I got that quirk of a smile again. “Charles, can you keep a secret?”

“Not my strongest suit,” I admitted.

He actually laughed. “Well, it’s not much of a secret. I’m leaving this job in two weeks. The boss found a new hire with the actual skills to do the work, instead of faking it like I am.”

“You were doing fine!” I got mad on his behalf. “He could’ve given you more than a month.”

“No, no, you don’t get it. This was always temporary. I only took the job on the grounds that he would hire someone suitable as expeditiously as he could.”

“Oh. Well, we’ll miss you.” No more Clark Kent glasses and raised eyebrow?

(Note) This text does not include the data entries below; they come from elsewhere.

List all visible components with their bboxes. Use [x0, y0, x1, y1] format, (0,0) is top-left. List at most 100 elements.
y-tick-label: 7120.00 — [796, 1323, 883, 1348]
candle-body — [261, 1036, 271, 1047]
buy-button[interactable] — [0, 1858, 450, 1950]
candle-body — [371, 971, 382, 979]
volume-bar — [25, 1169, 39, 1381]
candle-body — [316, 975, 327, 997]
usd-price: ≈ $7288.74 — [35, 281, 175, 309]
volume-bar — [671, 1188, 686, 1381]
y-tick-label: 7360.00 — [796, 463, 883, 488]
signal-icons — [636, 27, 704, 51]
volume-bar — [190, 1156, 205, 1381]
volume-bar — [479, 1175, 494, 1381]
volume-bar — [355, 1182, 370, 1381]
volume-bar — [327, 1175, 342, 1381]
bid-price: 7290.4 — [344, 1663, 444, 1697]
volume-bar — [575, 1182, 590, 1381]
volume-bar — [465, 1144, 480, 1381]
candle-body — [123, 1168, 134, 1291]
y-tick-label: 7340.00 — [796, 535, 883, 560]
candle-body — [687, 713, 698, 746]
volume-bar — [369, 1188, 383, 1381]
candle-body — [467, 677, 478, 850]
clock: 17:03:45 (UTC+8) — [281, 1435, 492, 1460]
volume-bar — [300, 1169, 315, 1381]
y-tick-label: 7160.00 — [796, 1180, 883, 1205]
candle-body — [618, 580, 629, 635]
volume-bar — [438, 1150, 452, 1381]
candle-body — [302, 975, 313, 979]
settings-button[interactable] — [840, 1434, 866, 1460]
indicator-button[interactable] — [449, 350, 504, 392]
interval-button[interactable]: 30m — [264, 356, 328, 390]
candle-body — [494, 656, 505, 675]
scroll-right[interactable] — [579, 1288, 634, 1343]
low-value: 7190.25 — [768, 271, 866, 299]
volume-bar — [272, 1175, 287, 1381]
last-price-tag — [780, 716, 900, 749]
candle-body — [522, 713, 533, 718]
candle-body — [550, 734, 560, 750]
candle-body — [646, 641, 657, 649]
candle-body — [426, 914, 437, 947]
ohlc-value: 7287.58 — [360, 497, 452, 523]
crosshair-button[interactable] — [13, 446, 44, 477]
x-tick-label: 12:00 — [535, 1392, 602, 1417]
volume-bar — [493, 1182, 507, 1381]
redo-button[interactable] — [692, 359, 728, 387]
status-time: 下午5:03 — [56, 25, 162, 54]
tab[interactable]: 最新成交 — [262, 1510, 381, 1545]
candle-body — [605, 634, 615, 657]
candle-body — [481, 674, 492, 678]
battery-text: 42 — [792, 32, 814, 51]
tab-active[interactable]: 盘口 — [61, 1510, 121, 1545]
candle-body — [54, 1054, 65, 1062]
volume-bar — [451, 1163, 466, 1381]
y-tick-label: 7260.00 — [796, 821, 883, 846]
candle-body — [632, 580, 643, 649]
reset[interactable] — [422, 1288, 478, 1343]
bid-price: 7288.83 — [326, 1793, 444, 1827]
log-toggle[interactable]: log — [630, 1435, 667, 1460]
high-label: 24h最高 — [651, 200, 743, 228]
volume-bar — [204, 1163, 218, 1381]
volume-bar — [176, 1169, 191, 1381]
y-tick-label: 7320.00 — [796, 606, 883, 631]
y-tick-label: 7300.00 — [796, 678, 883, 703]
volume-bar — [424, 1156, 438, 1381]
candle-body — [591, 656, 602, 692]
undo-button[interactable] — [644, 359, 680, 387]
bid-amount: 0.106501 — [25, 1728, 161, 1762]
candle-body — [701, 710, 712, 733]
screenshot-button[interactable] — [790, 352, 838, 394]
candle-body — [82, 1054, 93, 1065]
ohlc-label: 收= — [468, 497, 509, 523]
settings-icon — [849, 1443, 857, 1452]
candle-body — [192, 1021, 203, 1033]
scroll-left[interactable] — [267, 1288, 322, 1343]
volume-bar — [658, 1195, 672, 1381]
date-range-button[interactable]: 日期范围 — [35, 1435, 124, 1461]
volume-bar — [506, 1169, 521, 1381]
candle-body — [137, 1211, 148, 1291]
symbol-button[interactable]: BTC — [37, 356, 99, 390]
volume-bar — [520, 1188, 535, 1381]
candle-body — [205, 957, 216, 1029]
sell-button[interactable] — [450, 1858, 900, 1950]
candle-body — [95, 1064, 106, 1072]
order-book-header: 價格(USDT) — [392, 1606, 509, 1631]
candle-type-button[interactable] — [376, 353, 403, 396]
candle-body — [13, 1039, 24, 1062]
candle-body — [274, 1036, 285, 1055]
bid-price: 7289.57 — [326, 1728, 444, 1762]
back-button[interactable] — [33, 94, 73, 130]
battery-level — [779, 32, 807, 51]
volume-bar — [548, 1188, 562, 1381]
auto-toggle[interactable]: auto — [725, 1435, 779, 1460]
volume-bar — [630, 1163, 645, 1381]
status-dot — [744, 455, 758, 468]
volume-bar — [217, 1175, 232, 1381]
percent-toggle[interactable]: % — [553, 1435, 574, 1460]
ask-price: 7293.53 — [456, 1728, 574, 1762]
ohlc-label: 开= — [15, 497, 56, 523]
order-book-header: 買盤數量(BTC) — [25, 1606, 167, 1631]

“Will you?” He checked his chair for drips and then sat, looking up at me. “You, specifically?”

“Um, yeah. Sir.”

“That right there.” He pointed finger-guns at me. “When I leave, I will no longer be your boss and you won’t be my employee.”

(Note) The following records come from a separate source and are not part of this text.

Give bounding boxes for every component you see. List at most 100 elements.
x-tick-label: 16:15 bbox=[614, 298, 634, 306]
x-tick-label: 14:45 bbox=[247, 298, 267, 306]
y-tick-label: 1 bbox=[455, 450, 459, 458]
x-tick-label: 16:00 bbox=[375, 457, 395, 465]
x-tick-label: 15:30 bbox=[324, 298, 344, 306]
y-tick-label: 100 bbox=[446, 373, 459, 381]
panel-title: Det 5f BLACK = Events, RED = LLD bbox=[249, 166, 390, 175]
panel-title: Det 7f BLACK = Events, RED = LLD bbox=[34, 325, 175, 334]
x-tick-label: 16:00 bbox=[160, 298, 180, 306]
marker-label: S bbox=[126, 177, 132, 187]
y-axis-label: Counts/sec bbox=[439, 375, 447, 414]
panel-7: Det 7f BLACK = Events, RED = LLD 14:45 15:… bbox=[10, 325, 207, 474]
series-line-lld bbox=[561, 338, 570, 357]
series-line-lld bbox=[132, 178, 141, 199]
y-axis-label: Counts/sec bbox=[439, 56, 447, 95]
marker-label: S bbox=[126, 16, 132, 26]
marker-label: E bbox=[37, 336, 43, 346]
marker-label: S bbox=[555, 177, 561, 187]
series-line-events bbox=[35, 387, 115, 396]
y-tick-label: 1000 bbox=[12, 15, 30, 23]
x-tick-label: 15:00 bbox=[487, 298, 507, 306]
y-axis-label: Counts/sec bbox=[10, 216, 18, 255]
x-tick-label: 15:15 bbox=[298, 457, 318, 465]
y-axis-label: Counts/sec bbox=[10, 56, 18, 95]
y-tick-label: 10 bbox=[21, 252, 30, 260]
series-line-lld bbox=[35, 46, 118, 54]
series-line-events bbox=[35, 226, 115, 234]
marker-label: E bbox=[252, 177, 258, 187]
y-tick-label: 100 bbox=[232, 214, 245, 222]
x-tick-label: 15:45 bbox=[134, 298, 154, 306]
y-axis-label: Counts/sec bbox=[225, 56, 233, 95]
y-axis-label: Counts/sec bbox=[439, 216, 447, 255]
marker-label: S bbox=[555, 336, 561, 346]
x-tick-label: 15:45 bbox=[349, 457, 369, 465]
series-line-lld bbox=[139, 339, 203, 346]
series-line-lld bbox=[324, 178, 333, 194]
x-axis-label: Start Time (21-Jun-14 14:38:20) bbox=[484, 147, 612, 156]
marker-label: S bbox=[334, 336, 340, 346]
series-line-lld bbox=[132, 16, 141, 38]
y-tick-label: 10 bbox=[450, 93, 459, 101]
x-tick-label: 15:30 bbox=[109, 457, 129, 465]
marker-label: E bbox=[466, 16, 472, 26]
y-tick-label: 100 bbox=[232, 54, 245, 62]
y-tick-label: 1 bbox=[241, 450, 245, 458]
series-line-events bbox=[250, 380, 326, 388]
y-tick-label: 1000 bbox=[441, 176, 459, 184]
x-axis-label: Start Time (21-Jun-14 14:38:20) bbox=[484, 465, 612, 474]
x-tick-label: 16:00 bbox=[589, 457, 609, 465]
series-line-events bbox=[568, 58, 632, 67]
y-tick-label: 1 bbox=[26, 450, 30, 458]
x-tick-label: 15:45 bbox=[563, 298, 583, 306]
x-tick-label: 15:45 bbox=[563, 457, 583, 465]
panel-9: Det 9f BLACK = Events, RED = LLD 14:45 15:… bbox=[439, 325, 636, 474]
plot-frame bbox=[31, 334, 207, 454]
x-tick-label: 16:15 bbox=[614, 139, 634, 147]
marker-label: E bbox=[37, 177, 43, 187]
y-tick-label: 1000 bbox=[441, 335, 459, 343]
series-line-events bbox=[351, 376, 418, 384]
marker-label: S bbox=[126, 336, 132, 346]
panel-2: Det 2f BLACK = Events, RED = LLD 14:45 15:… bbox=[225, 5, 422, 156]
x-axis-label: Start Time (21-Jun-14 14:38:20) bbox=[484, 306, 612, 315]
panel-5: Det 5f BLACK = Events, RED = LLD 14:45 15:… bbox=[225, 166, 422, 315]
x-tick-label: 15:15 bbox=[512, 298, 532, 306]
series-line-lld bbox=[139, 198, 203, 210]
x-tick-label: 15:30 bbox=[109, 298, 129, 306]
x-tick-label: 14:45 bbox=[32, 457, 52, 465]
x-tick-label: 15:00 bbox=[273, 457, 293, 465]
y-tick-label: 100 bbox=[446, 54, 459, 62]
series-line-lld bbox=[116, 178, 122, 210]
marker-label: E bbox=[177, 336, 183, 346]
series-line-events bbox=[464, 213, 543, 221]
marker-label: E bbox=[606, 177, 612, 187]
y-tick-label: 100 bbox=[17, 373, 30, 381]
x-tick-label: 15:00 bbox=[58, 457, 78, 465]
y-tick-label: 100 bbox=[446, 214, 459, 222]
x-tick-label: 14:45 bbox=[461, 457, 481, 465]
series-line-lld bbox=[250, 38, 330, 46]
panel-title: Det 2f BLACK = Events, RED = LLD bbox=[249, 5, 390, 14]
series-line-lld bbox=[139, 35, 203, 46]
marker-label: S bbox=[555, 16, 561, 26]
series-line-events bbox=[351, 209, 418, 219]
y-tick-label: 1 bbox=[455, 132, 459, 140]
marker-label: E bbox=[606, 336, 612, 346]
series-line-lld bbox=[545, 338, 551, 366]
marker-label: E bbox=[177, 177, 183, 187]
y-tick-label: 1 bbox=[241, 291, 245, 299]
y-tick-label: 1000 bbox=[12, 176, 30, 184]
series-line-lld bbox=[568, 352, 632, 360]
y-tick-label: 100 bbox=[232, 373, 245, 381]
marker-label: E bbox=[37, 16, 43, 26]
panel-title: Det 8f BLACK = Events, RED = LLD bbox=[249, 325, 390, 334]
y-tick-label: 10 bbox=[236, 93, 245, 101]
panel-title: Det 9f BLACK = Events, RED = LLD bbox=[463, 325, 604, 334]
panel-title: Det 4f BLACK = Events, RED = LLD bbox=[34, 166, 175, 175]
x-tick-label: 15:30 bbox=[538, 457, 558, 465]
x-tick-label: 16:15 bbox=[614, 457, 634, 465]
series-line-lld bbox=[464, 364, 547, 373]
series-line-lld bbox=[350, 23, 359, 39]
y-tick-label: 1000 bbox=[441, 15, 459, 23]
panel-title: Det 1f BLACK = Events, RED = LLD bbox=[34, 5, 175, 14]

“That’s what leaving generally implies, yeah.”

“So in two weeks―” He snagged the corner of my pocket and tugged me a step closer. “―when it’s not unethical anymore, do you think you might want to go for coffee with me?”

“Ugh. Coffee.” I bit my lip as the startling implications caught up with my sleep-deprived brain. “I mean, yes, yeah, I’d like that.”

“Donuts if you prefer, maybe. Doritos. Or we could go wild and go out for real food.”

I needed clarity here. “Are you asking me on a date?”

“Not now. That would be against company policy. I’m asking what will happen in two weeks, if I ask you.”

A slow smile tugged at my mouth and a much more pleasant heat warmed me from the inside. “Well, then, you’ll have to try it and find out,” I said. “Anticipation is the spice of life, Bish.”